Is it the flighty elusiveness of the cinders that sail to dust,
the glow of the final embers, the changing forms and figures of
the consumed wood that drive us into contemplation? Is it the
inherent threat to all material things that fire represents?
All these images appear to mimic our lives in their passage of
time. We are burning up, literally, as our metabolic engines wax
and wane.
When the campfire slows to embers and to gray ashes, we're reminded
of our finitude. Is there any wonder campfires are staples of
religious retreats?
On another night, the family slept through a violent thunderstorm
along the shores of Lake Michigan. My 6-year-old slept through
the loud and violent pyrotechnic exhibit of nature. My 9-year-old
woke up, frightened. The storm could be compared to a battlefield
bombardment.
Just a few weeks earlier, we'd been told, a storm with
winds up to 135 mph sliced through the property, uprooting half-dozen
aged trees. The clean-up crew counted 169 rings in one of the
fallen trees. Nature acts with life-threatening force.
The houses were undamaged, but the tale added to the anxiety my
son felt. Comforting him forced me into reflection on these daily
threats of life.
During our week of leisure, I purchased a copy of USA Today. I
rarely pay much attention to its colorful weather map on the back
of its "A" section, but this day it drew my eye and
mind with its nearly monochromatic redness. The entire United
States was printed in deep, hot crimson or burning bright orange,
indicating the two highest categories of temperature on the map's
key.
That map quickly and dramatically told us the nation sat in the
grip of a heat wave that eventually would claim upward of 120
lives.
My family swam that day in Lake Michigan where the water temperature
was recorded at 81 degrees. Local residents told us they'd never
known the lake to be so warm.
Reading that temperatures around Washington, D.C., ranged
in the high nineties and that Texas was entering its fourth week
of daily temperatures above 100 made me reflect on our fortunate
timing for vacation.
We drove behind a friend's car on a dirt road when a fawn bounded
in front of our caravan and stopped at the edge of the woods.
We halted and stared. The young deer stood behind its mother's
flank. The mother resolutely stared at our two-car entourage.
For several minutes it became apparent this mother would not flinch
in the face of danger. She stared down the invaders.

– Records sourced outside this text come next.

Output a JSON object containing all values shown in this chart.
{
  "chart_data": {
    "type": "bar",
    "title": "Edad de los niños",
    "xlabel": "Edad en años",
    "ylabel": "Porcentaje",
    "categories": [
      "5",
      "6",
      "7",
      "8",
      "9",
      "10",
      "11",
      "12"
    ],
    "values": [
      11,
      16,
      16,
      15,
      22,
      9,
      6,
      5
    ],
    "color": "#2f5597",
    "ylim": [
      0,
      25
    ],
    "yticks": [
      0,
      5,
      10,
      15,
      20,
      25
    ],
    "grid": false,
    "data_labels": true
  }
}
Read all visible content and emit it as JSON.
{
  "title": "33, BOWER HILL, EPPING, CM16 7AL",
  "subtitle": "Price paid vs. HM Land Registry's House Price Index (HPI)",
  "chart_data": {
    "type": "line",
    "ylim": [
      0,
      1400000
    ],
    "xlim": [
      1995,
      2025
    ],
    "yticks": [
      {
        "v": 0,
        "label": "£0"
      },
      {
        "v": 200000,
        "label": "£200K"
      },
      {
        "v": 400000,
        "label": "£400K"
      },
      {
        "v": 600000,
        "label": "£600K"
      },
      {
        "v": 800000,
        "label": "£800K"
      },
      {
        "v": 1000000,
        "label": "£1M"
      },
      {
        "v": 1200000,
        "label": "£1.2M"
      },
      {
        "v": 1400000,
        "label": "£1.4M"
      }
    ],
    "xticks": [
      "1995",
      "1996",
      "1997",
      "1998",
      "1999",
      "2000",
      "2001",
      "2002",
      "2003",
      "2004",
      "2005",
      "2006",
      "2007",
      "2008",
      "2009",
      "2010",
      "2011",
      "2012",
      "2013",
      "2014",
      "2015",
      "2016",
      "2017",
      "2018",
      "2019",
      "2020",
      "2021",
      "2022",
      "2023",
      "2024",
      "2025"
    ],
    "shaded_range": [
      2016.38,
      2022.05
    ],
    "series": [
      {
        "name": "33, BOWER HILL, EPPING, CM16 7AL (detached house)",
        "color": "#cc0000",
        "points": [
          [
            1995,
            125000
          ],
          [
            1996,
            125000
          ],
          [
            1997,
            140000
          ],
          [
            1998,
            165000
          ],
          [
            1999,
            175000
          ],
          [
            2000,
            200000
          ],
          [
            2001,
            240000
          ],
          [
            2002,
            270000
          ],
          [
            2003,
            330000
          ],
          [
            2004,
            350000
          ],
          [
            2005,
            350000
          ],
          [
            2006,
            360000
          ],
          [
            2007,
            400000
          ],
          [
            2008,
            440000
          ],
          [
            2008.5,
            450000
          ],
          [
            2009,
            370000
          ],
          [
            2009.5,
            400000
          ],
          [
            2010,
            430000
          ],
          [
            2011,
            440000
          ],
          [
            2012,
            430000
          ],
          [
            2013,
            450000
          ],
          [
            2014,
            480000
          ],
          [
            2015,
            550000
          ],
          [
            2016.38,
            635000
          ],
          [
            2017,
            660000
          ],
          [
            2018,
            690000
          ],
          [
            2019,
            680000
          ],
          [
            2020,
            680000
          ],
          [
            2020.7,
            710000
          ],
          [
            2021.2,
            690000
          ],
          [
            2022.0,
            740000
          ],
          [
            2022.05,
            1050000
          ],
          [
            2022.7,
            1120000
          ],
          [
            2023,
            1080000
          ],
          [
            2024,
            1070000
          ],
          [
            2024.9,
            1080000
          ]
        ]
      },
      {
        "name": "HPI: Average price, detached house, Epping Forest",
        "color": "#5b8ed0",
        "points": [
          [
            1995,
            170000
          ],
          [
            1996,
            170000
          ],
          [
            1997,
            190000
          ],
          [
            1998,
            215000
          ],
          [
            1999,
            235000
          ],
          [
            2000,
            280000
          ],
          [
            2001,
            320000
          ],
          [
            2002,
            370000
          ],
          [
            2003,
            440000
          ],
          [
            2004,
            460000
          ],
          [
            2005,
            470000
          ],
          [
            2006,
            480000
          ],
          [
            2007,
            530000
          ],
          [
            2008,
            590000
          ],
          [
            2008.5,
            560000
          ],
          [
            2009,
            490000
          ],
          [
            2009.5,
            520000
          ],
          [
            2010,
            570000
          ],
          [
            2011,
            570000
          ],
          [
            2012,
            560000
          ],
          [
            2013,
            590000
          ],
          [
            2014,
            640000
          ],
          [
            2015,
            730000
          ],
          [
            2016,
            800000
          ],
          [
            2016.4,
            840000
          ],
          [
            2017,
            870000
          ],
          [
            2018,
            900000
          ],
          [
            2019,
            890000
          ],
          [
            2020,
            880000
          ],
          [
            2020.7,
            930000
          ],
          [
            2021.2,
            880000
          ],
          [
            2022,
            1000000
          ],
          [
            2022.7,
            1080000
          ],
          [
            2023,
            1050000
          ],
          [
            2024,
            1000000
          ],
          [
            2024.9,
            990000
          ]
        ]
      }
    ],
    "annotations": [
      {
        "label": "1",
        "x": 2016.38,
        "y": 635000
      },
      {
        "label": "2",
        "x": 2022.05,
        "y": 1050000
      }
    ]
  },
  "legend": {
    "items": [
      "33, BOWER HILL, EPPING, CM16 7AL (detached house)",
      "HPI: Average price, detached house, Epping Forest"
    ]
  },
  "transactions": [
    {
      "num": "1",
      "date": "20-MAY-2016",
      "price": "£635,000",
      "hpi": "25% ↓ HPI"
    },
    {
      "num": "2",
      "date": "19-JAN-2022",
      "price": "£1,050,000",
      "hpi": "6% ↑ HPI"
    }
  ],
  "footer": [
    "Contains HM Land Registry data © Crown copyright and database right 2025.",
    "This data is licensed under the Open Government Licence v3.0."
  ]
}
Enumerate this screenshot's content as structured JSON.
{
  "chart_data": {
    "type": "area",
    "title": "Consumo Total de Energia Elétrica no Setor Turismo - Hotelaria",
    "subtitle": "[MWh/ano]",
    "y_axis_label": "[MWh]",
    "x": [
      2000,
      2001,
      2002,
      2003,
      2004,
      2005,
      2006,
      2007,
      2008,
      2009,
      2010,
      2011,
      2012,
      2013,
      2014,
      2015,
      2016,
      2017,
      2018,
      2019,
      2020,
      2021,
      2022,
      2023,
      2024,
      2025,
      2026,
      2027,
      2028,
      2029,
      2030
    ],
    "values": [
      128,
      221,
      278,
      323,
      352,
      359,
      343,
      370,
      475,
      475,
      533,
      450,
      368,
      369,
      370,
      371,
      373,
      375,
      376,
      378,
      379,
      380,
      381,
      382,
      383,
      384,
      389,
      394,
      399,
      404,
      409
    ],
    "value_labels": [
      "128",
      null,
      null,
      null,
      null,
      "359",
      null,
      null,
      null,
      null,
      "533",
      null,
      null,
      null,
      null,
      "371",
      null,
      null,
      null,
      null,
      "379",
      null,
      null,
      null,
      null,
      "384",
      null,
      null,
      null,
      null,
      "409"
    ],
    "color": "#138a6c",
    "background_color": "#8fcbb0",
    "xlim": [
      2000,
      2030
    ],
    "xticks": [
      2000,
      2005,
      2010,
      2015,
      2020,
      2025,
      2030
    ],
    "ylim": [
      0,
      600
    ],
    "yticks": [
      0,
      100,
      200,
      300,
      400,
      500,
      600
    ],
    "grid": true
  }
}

In one flash, the fawn dashed into the underbrush, but the doe
stood her ground. Only after we eased our brakes and slowly rolled
away did the mother turn and dart after her child.
For me, the encounter was a lesson in courageous parenting.
It's a lesson I needed in a week of big rigs, fires, thunderstorms
and heat waves. It was an even bigger lesson in the demand for
contemplation in our modern lives.
We often view summer vacation as a reprieve from the meaningful
quests of our lives, but this week with friends in Michigan impressed
me with the heavy load of meaning that even our days of leisure
can transport.
All those teacher-assigned essays on "My Summer Vacation"
might seem less burdensome if writers were challenged to dig for
meaning in the mundane moments of leisure rather than simply narrating
the events they deem as "fun" or "entertaining."
Meaning demands reflection on the events.
As my summer vacation ends, I'm asking myself if we journalists
shouldn't also challenge ourselves to more reflection on the events
of the day. We've become masters of narration, but we remain minor
players in humanity's search for meaning.